In Hawthorne’s classic American tale, “The Scarlet Letter,” Hester Prynne is forced to wear a scarlet “A” attached to the bodice of her dress — her punishment for an affair with the Rev. Arthur Dimmesdale. When I was 63, widowed and newly retired, I related to Hester’s plight. I had reconnected with an old boyfriend from the 1950s but our connection was flawed; not only was Herb married, but his wife had Alzheimer’s disease.
Like Hester, I felt burdened by the scarlet “A” I imagined pinned to my jersey as I walked the aisles of Stop & Shop or sat in church wondering what people might say. I wasn’t even sure of my own thoughts about this. My “A” also stood for Alzheimer’s.

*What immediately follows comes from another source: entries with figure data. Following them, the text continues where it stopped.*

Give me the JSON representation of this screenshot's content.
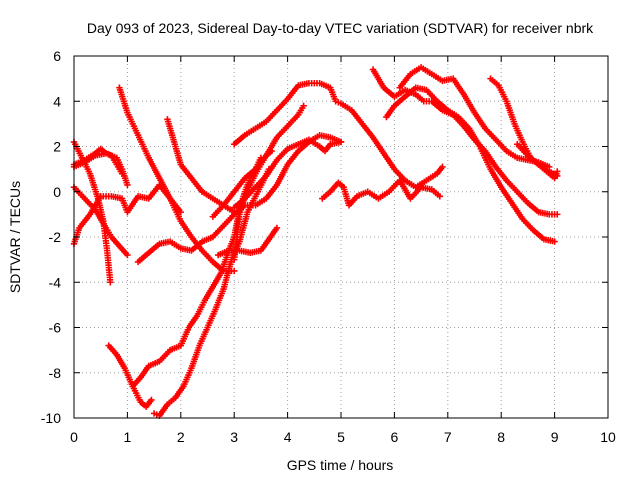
{
  "chart_data": {
    "type": "scatter",
    "title": "Day 093 of 2023, Sidereal Day-to-day VTEC variation (SDTVAR) for receiver nbrk",
    "xlabel": "GPS time / hours",
    "ylabel": "SDTVAR / TECUs",
    "xlim": [
      0,
      10
    ],
    "ylim": [
      -10,
      6
    ],
    "xticks": [
      "0",
      "1",
      "2",
      "3",
      "4",
      "5",
      "6",
      "7",
      "8",
      "9",
      "10"
    ],
    "yticks": [
      "-10",
      "-8",
      "-6",
      "-4",
      "-2",
      "0",
      "2",
      "4",
      "6"
    ],
    "grid": true,
    "marker": "+",
    "color": "#ff0000",
    "series": [
      {
        "points": [
          [
            0,
            2.2
          ],
          [
            0.15,
            1.5
          ],
          [
            0.3,
            0.8
          ],
          [
            0.45,
            -0.3
          ],
          [
            0.55,
            -1.3
          ],
          [
            0.62,
            -2.6
          ],
          [
            0.68,
            -4.0
          ]
        ]
      },
      {
        "points": [
          [
            0,
            0.2
          ],
          [
            0.2,
            -0.3
          ],
          [
            0.4,
            -0.8
          ],
          [
            0.6,
            -1.6
          ],
          [
            0.7,
            -2.0
          ],
          [
            0.85,
            -2.4
          ],
          [
            1.0,
            -2.8
          ]
        ]
      },
      {
        "points": [
          [
            0,
            -2.3
          ],
          [
            0.1,
            -1.6
          ],
          [
            0.3,
            -1.0
          ],
          [
            0.5,
            -0.2
          ],
          [
            0.7,
            -0.2
          ],
          [
            0.9,
            -0.3
          ],
          [
            1.0,
            -0.9
          ],
          [
            1.2,
            -0.2
          ],
          [
            1.4,
            -0.3
          ],
          [
            1.6,
            0.3
          ],
          [
            1.8,
            -0.3
          ],
          [
            2.0,
            -0.9
          ]
        ]
      },
      {
        "points": [
          [
            0,
            1.1
          ],
          [
            0.2,
            1.3
          ],
          [
            0.4,
            1.6
          ],
          [
            0.6,
            1.7
          ],
          [
            0.8,
            1.5
          ],
          [
            0.9,
            1.0
          ],
          [
            1.0,
            0.3
          ]
        ]
      },
      {
        "points": [
          [
            0,
            1.2
          ],
          [
            0.2,
            1.4
          ],
          [
            0.4,
            1.7
          ],
          [
            0.5,
            1.9
          ],
          [
            0.6,
            1.7
          ],
          [
            0.7,
            1.6
          ],
          [
            0.8,
            1.2
          ],
          [
            0.9,
            0.8
          ]
        ]
      },
      {
        "points": [
          [
            0.85,
            4.6
          ],
          [
            1.0,
            3.5
          ],
          [
            1.2,
            2.5
          ],
          [
            1.4,
            1.5
          ],
          [
            1.6,
            0.6
          ],
          [
            1.8,
            -0.3
          ],
          [
            2.0,
            -1.3
          ],
          [
            2.2,
            -2.0
          ],
          [
            2.4,
            -2.6
          ],
          [
            2.6,
            -3.1
          ],
          [
            2.8,
            -3.5
          ],
          [
            3.0,
            -3.5
          ]
        ]
      },
      {
        "points": [
          [
            1.75,
            3.2
          ],
          [
            1.9,
            2.0
          ],
          [
            2.0,
            1.2
          ],
          [
            2.2,
            0.6
          ],
          [
            2.4,
            0.0
          ],
          [
            2.6,
            -0.3
          ],
          [
            2.8,
            -0.6
          ],
          [
            3.0,
            -0.9
          ]
        ]
      },
      {
        "points": [
          [
            0.65,
            -6.8
          ],
          [
            0.8,
            -7.2
          ],
          [
            0.95,
            -7.8
          ],
          [
            1.1,
            -8.6
          ],
          [
            1.25,
            -9.3
          ],
          [
            1.35,
            -9.5
          ],
          [
            1.45,
            -9.2
          ]
        ]
      },
      {
        "points": [
          [
            1.5,
            -9.8
          ],
          [
            1.6,
            -9.9
          ],
          [
            1.75,
            -9.4
          ],
          [
            1.9,
            -9.1
          ],
          [
            2.05,
            -8.6
          ],
          [
            2.2,
            -7.8
          ],
          [
            2.35,
            -6.8
          ],
          [
            2.5,
            -6.0
          ],
          [
            2.65,
            -5.2
          ],
          [
            2.8,
            -4.3
          ],
          [
            2.95,
            -3.0
          ],
          [
            3.1,
            -2.2
          ],
          [
            3.25,
            -0.9
          ],
          [
            3.4,
            -0.2
          ],
          [
            3.55,
            0.5
          ],
          [
            3.65,
            1.0
          ]
        ]
      },
      {
        "points": [
          [
            1.1,
            -8.6
          ],
          [
            1.25,
            -8.2
          ],
          [
            1.4,
            -7.7
          ],
          [
            1.6,
            -7.5
          ],
          [
            1.8,
            -7.0
          ],
          [
            2.0,
            -6.8
          ],
          [
            2.15,
            -6.0
          ],
          [
            2.3,
            -5.5
          ],
          [
            2.45,
            -4.8
          ],
          [
            2.6,
            -4.2
          ],
          [
            2.75,
            -3.6
          ],
          [
            2.9,
            -2.6
          ],
          [
            3.0,
            -2.0
          ],
          [
            3.1,
            -0.8
          ],
          [
            3.2,
            0.0
          ],
          [
            3.3,
            0.6
          ],
          [
            3.4,
            1.0
          ],
          [
            3.5,
            1.5
          ]
        ]
      },
      {
        "points": [
          [
            3.0,
            -3.0
          ],
          [
            3.05,
            -2.0
          ],
          [
            3.1,
            -1.0
          ],
          [
            3.2,
            -0.2
          ],
          [
            3.3,
            0.3
          ],
          [
            3.4,
            0.8
          ],
          [
            3.5,
            1.2
          ],
          [
            3.6,
            1.6
          ],
          [
            3.7,
            1.8
          ]
        ]
      },
      {
        "points": [
          [
            1.2,
            -3.1
          ],
          [
            1.4,
            -2.7
          ],
          [
            1.6,
            -2.3
          ],
          [
            1.8,
            -2.2
          ],
          [
            2.0,
            -2.5
          ],
          [
            2.2,
            -2.6
          ],
          [
            2.4,
            -2.2
          ],
          [
            2.6,
            -2.0
          ],
          [
            2.8,
            -1.5
          ],
          [
            3.0,
            -1.0
          ],
          [
            3.2,
            -0.6
          ],
          [
            3.4,
            -0.6
          ],
          [
            3.6,
            -0.3
          ],
          [
            3.8,
            0.3
          ],
          [
            4.0,
            1.2
          ],
          [
            4.2,
            1.8
          ],
          [
            4.4,
            2.2
          ],
          [
            4.6,
            2.5
          ],
          [
            4.8,
            2.4
          ],
          [
            5.0,
            2.2
          ]
        ]
      },
      {
        "points": [
          [
            2.7,
            -2.8
          ],
          [
            2.9,
            -2.6
          ],
          [
            3.1,
            -2.6
          ],
          [
            3.3,
            -2.7
          ],
          [
            3.5,
            -2.6
          ],
          [
            3.65,
            -2.1
          ],
          [
            3.8,
            -1.6
          ]
        ]
      },
      {
        "points": [
          [
            3.0,
            -0.7
          ],
          [
            3.2,
            -0.3
          ],
          [
            3.4,
            0.2
          ],
          [
            3.6,
            0.7
          ],
          [
            3.8,
            1.4
          ],
          [
            4.0,
            1.9
          ],
          [
            4.2,
            2.1
          ],
          [
            4.4,
            2.3
          ],
          [
            4.6,
            2.0
          ],
          [
            4.7,
            1.8
          ],
          [
            4.8,
            2.1
          ],
          [
            5.0,
            2.2
          ]
        ]
      },
      {
        "points": [
          [
            3.0,
            2.1
          ],
          [
            3.2,
            2.5
          ],
          [
            3.4,
            2.8
          ],
          [
            3.6,
            3.1
          ],
          [
            3.8,
            3.6
          ],
          [
            4.0,
            4.1
          ],
          [
            4.2,
            4.7
          ],
          [
            4.4,
            4.8
          ],
          [
            4.6,
            4.8
          ],
          [
            4.8,
            4.6
          ],
          [
            4.9,
            4.0
          ],
          [
            5.0,
            3.9
          ],
          [
            5.2,
            3.6
          ],
          [
            5.4,
            3.0
          ],
          [
            5.6,
            2.4
          ],
          [
            5.8,
            1.7
          ],
          [
            6.0,
            1.0
          ],
          [
            6.2,
            0.5
          ],
          [
            6.4,
            0.2
          ],
          [
            6.6,
            0.5
          ],
          [
            6.8,
            0.8
          ],
          [
            6.9,
            1.1
          ]
        ]
      },
      {
        "points": [
          [
            2.6,
            -1.1
          ],
          [
            2.8,
            -0.6
          ],
          [
            3.0,
            0.0
          ],
          [
            3.2,
            0.6
          ],
          [
            3.4,
            1.0
          ],
          [
            3.6,
            1.6
          ],
          [
            3.8,
            2.4
          ],
          [
            4.0,
            2.9
          ],
          [
            4.2,
            3.4
          ],
          [
            4.3,
            3.8
          ]
        ]
      },
      {
        "points": [
          [
            4.65,
            -0.3
          ],
          [
            4.8,
            0.0
          ],
          [
            4.95,
            0.4
          ],
          [
            5.05,
            0.2
          ],
          [
            5.15,
            -0.6
          ],
          [
            5.3,
            -0.2
          ],
          [
            5.5,
            0.0
          ],
          [
            5.7,
            -0.3
          ],
          [
            5.9,
            0.0
          ],
          [
            6.1,
            0.5
          ],
          [
            6.3,
            -0.3
          ],
          [
            6.5,
            0.2
          ],
          [
            6.7,
            0.1
          ],
          [
            6.85,
            -0.2
          ]
        ]
      },
      {
        "points": [
          [
            5.6,
            5.4
          ],
          [
            5.8,
            4.6
          ],
          [
            6.0,
            4.2
          ],
          [
            6.2,
            4.5
          ],
          [
            6.4,
            4.3
          ],
          [
            6.55,
            4.0
          ],
          [
            6.7,
            4.0
          ],
          [
            6.9,
            3.6
          ],
          [
            7.1,
            3.4
          ],
          [
            7.3,
            2.9
          ],
          [
            7.5,
            2.3
          ],
          [
            7.7,
            1.8
          ],
          [
            7.9,
            1.1
          ],
          [
            8.1,
            0.5
          ],
          [
            8.3,
            0.0
          ],
          [
            8.5,
            -0.5
          ],
          [
            8.7,
            -0.9
          ],
          [
            8.9,
            -1.0
          ],
          [
            9.05,
            -1.0
          ]
        ]
      },
      {
        "points": [
          [
            5.85,
            3.3
          ],
          [
            6.0,
            3.8
          ],
          [
            6.2,
            4.2
          ],
          [
            6.4,
            4.6
          ],
          [
            6.6,
            4.5
          ],
          [
            6.8,
            4.0
          ],
          [
            7.0,
            3.6
          ],
          [
            7.2,
            3.3
          ],
          [
            7.4,
            2.8
          ],
          [
            7.6,
            2.0
          ],
          [
            7.8,
            1.0
          ],
          [
            8.0,
            0.2
          ],
          [
            8.2,
            -0.5
          ],
          [
            8.4,
            -1.2
          ],
          [
            8.6,
            -1.7
          ],
          [
            8.8,
            -2.1
          ],
          [
            9.0,
            -2.2
          ]
        ]
      },
      {
        "points": [
          [
            6.1,
            4.6
          ],
          [
            6.3,
            5.2
          ],
          [
            6.5,
            5.5
          ],
          [
            6.7,
            5.2
          ],
          [
            6.9,
            4.9
          ],
          [
            7.1,
            5.0
          ],
          [
            7.3,
            4.3
          ],
          [
            7.5,
            3.5
          ],
          [
            7.7,
            2.8
          ],
          [
            7.9,
            2.3
          ],
          [
            8.1,
            1.8
          ],
          [
            8.3,
            1.5
          ],
          [
            8.5,
            1.4
          ],
          [
            8.7,
            1.3
          ],
          [
            8.9,
            1.1
          ]
        ]
      },
      {
        "points": [
          [
            7.8,
            5.0
          ],
          [
            7.95,
            4.7
          ],
          [
            8.1,
            4.0
          ],
          [
            8.25,
            3.0
          ],
          [
            8.4,
            2.2
          ],
          [
            8.55,
            1.5
          ],
          [
            8.7,
            1.2
          ],
          [
            8.85,
            0.9
          ],
          [
            9.0,
            0.6
          ],
          [
            9.05,
            0.9
          ]
        ]
      },
      {
        "points": [
          [
            8.3,
            2.1
          ],
          [
            8.5,
            1.6
          ],
          [
            8.7,
            1.2
          ],
          [
            8.9,
            0.9
          ],
          [
            9.05,
            0.7
          ]
        ]
      }
    ]
  }
}
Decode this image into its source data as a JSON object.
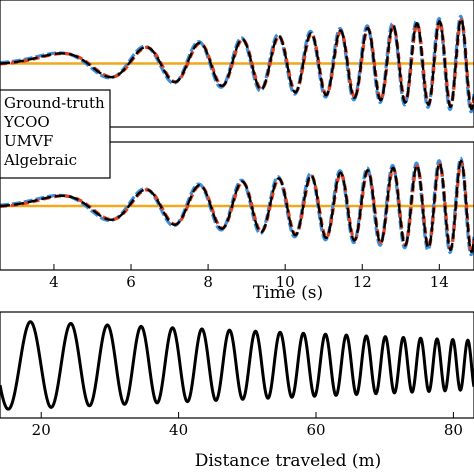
{
  "chart_data": [
    {
      "type": "line",
      "panel": "top",
      "xlabel": "",
      "xlim": [
        2.6,
        14.9
      ],
      "series": [
        {
          "name": "Ground-truth",
          "color": "#000000",
          "style": "solid"
        },
        {
          "name": "YCOO",
          "color": "#3a8fe0",
          "style": "dashed"
        },
        {
          "name": "UMVF",
          "color": "#e0421f",
          "style": "dashed"
        },
        {
          "name": "Algebraic",
          "color": "#f2a81d",
          "style": "solid"
        }
      ],
      "signal": {
        "f0_hz": 0.05,
        "chirp_rate": 0.145,
        "amp_start": 0.15,
        "amp_end": 1.0
      }
    },
    {
      "type": "line",
      "panel": "middle",
      "xlabel": "Time (s)",
      "xlim": [
        2.6,
        14.9
      ],
      "xticks": [
        4,
        6,
        8,
        10,
        12,
        14
      ],
      "series": [
        {
          "name": "Ground-truth",
          "color": "#000000",
          "style": "solid"
        },
        {
          "name": "YCOO",
          "color": "#3a8fe0",
          "style": "dashed"
        },
        {
          "name": "UMVF",
          "color": "#e0421f",
          "style": "dashed"
        },
        {
          "name": "Algebraic",
          "color": "#f2a81d",
          "style": "solid"
        }
      ],
      "signal": {
        "f0_hz": 0.05,
        "chirp_rate": 0.145,
        "amp_start": 0.15,
        "amp_end": 1.0
      }
    },
    {
      "type": "line",
      "panel": "bottom",
      "xlabel": "Distance traveled (m)",
      "xlim": [
        14,
        83
      ],
      "xticks": [
        20,
        40,
        60,
        80
      ],
      "series": [
        {
          "name": "Ground-truth",
          "color": "#000000",
          "style": "solid"
        }
      ],
      "signal": {
        "wavelength_start_m": 7.2,
        "wavelength_end_m": 2.1,
        "amp_start": 1.0,
        "amp_end": 0.55
      }
    }
  ],
  "legend": {
    "position": "left",
    "entries": [
      "Ground-truth",
      "YCOO",
      "UMVF",
      "Algebraic"
    ]
  },
  "colors": {
    "ground_truth": "#000000",
    "ycoo": "#3a8fe0",
    "umvf": "#e0421f",
    "algebraic": "#f2a81d"
  }
}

Herb, his wife, Norma, and I had remained casual friends through the years. But 2002 was a crisis year for us. Norma was struggling with Alzheimer’s; my brother, who lived with me, was diagnosed with stage 4 lung cancer. I was his caregiver. Herb had made the devastating decision to have his wife of 40 years placed in an Alzheimer’s unit. My brother died.
There is much comfort in being with someone who is going through hell when you are, too. Herb and I shared many hours sitting with a cup of tea or glass of scotch. On the phone, we’d review the events, good and bad, that bound us during these dark times in our separate lives. From misery to comfort to finally being able to find laughter, from friendship to wanting more, our relationship deepened. Under normal circumstances this is when we would have shared our good news with family and friends. But we were conflicted. We felt guilty about what was happening, so we kept quiet and stayed apart examining options. Finally we sought professional advice.
Because he had been coming to terms with his wife’s Alzheimer’s diagnosis for a few years, Herb was seeing a psychologist and brought our story to him. I turned to my minister for her thoughts. Both agreed that what we were doing was good; our old lives were over, so we should start anew and make the most of whatever time we had. We set guidelines. He would continue to visit his wife daily. Her needs came first.
For us, there was some freedom from guilt. We acted more like enamored teenagers than seniors, enjoying long walks on the beach, football games, travel, visits with family and friends. He became an Episcopalian; I became a New York Giants groupie. The stove gathered dust while we dined out. During this time, I had a small business as a tour guide. At lunch on one of these tours, I sat with an older couple. They were friendly, happy to talk to me about their lives. The gentleman mentioned his wife was an Alzheimer’s patient at a local rest home. He had met his newfound lady friend there, where she was caring for her husband — also an Alzheimer’s patient.
I just stared at him, hardly believing what he had just said. Here they were, eating their egg salad sandwiches, one on rye, the other on toasted white bread — so normal, so everyday average. No big “A” on their shirts, only white labels with blue letters that began “Hello, my name is . . .” This was an epiphany for me. I pulled off my imaginary “A,” crumpled it into an imaginary ball and tossed it. I was going to be OK. Normal. Relieved to have talked with someone traveling the same path.
There are other couples on this path, juggling vows of loyalty with attempts to escape the loneliness that comes from having a spouse who is neither here nor there. Going through hell, we discover, is easier with a friend. Three years after Norma died, Herb and I were married. We had eight wonderful years together as husband and wife before he died in 2016. I am so glad we had the courage and support to go forward, hand in hand, into a new life.
Jackie Keech lives in Portland, Connecticut.